Yeni
akademik yılımız hayırlı olsun.
Bir
mübarek tatil daha sona erdi. Yenisinin gelmesi için uzun bir zaman var. Ama
biz onu da delmesini becerir, bu bereketi bütün yıla yaymasını biliriz.
Kayıt
haftasıdır deriz gitti bir hafta. Kayıtta bazı düzeltmler deriz eder iki hafta.
Vize
öncesi bir, sonrası bir hafta.
Finaller
yaklaşıyor. Biraz moral depolamaya ihtiyaç var. Gitti bir hafta.
Hocalarımız
sağ olsun, devam konusunda çok anlayışlıdırlar; idare ederler.
Sınıflarda
nasıl olsa bir iki inek her zaman oluyor. Onlar hocanın ağzından ne çıkıyorsa
kaydını tutuyor, üstelik bir de özetini çıkarıyorlar.
Fotokopi
servisi harıl harıl bu notları çoğaltmaya çalışıyor.
Sorular
da üç aşağı beş yukarı e-ilahiyatta -üye olmak kaydıyla- nasıl olsa servis
ediliyor.

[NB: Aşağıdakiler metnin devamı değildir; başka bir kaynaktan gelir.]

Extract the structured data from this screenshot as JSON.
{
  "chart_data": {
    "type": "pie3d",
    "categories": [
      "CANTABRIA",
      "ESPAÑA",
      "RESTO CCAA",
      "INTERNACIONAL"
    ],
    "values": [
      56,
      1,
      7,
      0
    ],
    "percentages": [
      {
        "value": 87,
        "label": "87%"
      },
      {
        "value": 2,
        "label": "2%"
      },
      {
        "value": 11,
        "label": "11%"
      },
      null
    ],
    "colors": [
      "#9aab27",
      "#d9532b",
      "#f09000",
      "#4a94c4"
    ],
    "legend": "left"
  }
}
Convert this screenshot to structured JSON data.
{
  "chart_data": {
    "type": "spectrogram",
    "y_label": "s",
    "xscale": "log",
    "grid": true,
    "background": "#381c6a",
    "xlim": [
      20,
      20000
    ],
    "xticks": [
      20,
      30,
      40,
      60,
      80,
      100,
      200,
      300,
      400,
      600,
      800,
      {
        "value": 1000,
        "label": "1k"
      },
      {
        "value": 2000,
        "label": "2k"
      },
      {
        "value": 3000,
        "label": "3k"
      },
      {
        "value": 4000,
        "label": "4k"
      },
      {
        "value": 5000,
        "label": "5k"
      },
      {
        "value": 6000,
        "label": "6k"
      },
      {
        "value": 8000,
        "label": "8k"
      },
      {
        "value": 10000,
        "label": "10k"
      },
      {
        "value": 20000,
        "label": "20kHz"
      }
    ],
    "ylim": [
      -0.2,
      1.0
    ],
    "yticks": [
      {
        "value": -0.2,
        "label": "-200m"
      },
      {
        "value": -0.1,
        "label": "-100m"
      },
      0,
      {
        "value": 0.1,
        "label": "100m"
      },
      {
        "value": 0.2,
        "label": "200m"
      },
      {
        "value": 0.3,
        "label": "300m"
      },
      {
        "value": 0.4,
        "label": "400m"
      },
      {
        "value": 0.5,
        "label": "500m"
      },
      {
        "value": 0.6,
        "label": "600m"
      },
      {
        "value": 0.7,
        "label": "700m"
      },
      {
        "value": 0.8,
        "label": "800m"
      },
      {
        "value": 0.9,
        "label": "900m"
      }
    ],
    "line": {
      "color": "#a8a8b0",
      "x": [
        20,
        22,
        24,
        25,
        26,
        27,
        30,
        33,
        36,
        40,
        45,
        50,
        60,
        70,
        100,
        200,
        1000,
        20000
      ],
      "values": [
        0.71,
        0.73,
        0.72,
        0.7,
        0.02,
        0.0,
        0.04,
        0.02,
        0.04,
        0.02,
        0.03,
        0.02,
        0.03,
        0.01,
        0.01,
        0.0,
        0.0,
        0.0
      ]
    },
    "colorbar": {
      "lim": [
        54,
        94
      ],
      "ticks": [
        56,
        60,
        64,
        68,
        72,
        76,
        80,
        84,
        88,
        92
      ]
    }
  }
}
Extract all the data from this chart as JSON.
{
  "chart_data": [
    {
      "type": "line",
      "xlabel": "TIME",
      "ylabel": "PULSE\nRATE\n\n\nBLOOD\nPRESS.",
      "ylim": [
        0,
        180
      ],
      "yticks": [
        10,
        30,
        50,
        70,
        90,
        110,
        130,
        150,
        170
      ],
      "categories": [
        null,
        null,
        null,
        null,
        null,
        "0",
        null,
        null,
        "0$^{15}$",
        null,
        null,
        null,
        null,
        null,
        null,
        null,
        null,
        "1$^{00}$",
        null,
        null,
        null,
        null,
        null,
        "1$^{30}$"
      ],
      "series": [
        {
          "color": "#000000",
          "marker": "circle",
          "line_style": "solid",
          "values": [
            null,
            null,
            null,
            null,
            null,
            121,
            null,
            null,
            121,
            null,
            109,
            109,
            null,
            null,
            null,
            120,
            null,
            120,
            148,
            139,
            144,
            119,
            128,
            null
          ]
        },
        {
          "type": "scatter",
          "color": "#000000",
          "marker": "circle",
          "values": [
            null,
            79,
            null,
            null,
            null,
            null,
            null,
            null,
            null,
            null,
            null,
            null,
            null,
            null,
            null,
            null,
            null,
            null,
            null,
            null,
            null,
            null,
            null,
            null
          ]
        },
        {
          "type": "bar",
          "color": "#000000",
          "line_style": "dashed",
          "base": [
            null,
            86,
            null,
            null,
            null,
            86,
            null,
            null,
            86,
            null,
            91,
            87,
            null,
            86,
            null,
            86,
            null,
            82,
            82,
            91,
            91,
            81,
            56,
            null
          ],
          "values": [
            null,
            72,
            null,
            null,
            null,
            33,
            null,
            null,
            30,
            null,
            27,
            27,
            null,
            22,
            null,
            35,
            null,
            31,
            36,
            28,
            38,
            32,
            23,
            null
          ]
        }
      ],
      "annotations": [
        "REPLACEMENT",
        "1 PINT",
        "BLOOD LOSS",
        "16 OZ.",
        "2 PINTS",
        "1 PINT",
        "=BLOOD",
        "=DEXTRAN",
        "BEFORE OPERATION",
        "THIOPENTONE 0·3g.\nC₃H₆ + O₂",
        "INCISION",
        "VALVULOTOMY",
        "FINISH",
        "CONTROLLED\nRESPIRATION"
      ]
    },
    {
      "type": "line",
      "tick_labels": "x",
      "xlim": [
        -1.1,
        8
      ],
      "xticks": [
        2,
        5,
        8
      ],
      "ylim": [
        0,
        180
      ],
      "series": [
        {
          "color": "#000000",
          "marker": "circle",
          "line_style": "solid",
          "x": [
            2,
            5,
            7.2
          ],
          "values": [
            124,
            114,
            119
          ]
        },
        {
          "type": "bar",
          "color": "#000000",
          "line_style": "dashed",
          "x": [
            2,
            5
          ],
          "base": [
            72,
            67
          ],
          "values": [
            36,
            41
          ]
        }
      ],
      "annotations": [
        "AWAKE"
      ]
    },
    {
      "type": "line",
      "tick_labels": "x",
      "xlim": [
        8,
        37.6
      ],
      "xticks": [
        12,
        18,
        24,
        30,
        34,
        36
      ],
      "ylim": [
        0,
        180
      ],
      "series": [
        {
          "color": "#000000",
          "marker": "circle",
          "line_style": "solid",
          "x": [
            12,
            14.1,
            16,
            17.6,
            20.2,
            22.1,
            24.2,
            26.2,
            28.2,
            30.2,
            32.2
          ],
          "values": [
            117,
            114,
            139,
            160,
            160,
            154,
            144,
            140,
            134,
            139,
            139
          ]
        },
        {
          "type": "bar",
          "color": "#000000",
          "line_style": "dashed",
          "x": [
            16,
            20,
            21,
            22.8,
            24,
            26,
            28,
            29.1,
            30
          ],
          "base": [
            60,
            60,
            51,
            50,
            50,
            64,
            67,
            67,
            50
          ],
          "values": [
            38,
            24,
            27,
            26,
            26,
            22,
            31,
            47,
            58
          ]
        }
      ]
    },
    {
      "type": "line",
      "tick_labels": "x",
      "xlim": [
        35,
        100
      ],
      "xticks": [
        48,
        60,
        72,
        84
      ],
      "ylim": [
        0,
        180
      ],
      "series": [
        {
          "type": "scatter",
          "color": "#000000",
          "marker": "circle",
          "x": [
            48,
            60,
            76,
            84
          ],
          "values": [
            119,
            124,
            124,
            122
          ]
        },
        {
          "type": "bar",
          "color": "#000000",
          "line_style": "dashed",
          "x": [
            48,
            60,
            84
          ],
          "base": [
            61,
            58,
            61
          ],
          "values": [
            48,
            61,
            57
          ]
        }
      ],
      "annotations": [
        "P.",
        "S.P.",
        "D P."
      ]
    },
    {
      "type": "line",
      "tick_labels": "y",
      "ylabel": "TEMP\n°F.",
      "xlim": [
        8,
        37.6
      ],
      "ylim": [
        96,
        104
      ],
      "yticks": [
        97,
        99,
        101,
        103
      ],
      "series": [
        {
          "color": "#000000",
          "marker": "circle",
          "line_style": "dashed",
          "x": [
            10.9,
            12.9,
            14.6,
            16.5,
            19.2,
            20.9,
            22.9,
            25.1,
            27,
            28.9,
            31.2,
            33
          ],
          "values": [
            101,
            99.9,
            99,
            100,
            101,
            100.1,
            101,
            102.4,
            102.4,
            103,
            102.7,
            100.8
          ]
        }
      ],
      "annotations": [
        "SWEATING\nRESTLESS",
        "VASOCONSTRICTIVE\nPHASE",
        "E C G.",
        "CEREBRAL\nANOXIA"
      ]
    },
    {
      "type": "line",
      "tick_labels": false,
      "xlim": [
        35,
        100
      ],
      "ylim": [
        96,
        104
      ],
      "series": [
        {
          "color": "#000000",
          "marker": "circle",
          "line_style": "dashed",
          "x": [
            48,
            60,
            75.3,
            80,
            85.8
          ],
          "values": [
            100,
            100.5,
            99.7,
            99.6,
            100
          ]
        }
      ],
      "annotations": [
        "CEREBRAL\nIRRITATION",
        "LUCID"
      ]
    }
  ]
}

Önceden ne soracağı belli olmayan birkaç tip hoca dışında sorular da
klasikleşmiş ve tektipleşmiş. Oh ne güzel.
Ders
kitabı daha çok da notları olabildiğince sınırlanmış, finalde vize kısmını
çıkarmak adet olmuş.
Ders
kitabı dışında mukarrer birkaç kitap okutma esası öteden beri hiç
benimsenmemiş, bunu denemeye kalkışanlar sevilmez olmuş.
İmtihandan
çıkar çıkmaz, çoğu ders notları ve hatta ders kitapları kendilerini çöpte
bulmuşlar.
Ezberlenen
bütün bilgiler sınava endeksli olara geçici hafızada tutulmuş, geleceğe
taşınmak üzere hiçbiri hard diske kayıt edilmemiş. Nasıl olsa hayatta lazım
olmayacak türden olan bu bilgileri taşa kazır gibi hafızaya almanın ne anlamı
olabilir ki!
Hemen
herkesin elinde bir cep telefonu, her iki el de meşgul. Kimi sıra altında, kimi
aleni olarak bu hayati işi asla ihmal etmeksizin bihakkın yerine getirmede en
küçük ihmal göstermiyor. Gelen çağrılar, anında dersten çıkılarak karşılanıyor
ve hiçbiri cevapsız bırakılmıyor. Kimi
gazetesini de okuyor. Kimi dersi ve hocayı değil kendince önemli bulduğu çağın
bir filozofuna yahut bir dahisine ait tarihin üzerine sifonu çekeceği türden
ilmî, edebî, felsefî eserleri okumakla meşgul oluyor. Hocayı ve onun ikazlarını
önemsemeyenler bile çıkıyor artık.
Nitekim
benim bir kez böyle bir durum başıma geldi. Gazete okuyan bir kız öğrenciye,
onu kapatmasını ve dersi dinlemesini söylediğim de ne dediğin şu anda tam
hatırlamıyorum ama “Sen kendi işine bak!” anlamında bir şey söylemişti ve ben
ne yapacağımı şaşırmıştım. Onu sınıftan mı çıkarsaydım. Buna hakkım olur muydu?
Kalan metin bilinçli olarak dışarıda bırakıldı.